British junior doctors urged to suspend planned strike
Alternatively come and meet the junior doctors in town.
Daniel Bunce, a junior doctor in diabetes and endocrinology at Derriford Hospital, said there is “no option” left but to strike.
More than 1,400 inpatient operations and procedures have been cancelled as a result of the junior doctors’ strike, NHS England said.
Patients who have not been contacted to be told their appointment is cancelled are advised to go to the hospital as scheduled.
NHS England urged people to contact their GP, seek advice from their local pharmacist, call NHS 111 or consult the NHS Choices website, if possible.
Talks aimed at resolving a dispute over a new contract failed on Friday, meaning a 24-hour strike will go ahead from 8am on Tuesday.
Doctors’ leaders are also planning a 48-hour stoppage and the provision of emergency care only from 8am on January 26.
But Health Secretary Jeremy Hunt has warned that patients lives may be put at risk when junior doctors stage a walkout.
He added: “I hope that Jeremy Hunt realises the need to come to an agreement very quickly”.
In 2012 the Government asked the BMA to look into negotiating a new contract for junior doctors but after two years, negotiations stalled because it was claimed the contract on offer would not have provided sufficient safeguards for junior doctors and their patients.
Among contract changes being proposed by the government is changes to the number of hours during the working week that are classed as unsociable and, therefore, are paid at a higher rate. Yet the government has chosen to inflict another £22billion of efficiency savings by 2020, whilst simultaneously trying to force through their undeliverable pie-in-the-sky manifesto pledge of a “seven-day NHS”, where they expect more elective care to be done at weekends.
Bedford Hospital chief operating officer Karen Ward said: “We have tried and tested plans to deal with a range of disruptions, including industrial action, and over the last week we have been working closely with our commissioners and other partners to refine our contingency plans in order to minimise disruption to our services, whilst protecting the safety and welfare of our patients”. “But we also have to be honest that hospitals are stretched at the moment, There are some hospitals that have large numbers of vacancies”.
The government had drawn up plans to change the junior doctors’ contract in 2012 but talks with the BMA originally broke down a year ago.
Junior doctors will strike on Teesside for 24 hours from tomorrow morning.
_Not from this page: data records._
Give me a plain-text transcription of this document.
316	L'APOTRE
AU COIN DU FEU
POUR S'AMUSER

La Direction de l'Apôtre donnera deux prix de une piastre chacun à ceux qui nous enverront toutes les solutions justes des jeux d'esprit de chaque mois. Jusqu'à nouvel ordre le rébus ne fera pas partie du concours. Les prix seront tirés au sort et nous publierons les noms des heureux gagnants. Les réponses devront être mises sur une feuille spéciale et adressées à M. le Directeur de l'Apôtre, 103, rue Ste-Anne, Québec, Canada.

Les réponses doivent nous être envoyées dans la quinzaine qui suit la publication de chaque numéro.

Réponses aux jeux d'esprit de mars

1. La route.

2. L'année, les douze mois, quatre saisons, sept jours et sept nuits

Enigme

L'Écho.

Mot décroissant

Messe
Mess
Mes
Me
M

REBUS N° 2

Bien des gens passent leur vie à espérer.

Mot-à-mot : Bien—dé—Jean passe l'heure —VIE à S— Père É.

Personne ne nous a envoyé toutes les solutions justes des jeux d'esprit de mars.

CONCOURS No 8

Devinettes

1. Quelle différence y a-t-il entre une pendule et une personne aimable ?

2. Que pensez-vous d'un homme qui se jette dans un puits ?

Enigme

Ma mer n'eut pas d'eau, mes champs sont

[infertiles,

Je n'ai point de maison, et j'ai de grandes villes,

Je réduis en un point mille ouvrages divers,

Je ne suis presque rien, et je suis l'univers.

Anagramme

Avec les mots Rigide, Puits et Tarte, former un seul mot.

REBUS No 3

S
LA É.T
However, the government insists that hospital trusts make this appointment without input from the BMA, which doctors fear will lead to a conflict of interest where guardian’s true agenda could be to help overstretched hospital trusts to cut costs, rather than end the unsafe practice.
RMT general secretary Mick Cash said: “RMT stands in full support of our junior doctors as they prepare to take industrial action in defence of the basic principle of decent working conditions for NHS staff who work round the clock saving lives”.
In Plymouth young medics are set to form a picket line outside Derriford Hospital, followed by a question and answer session with the public in the city centre.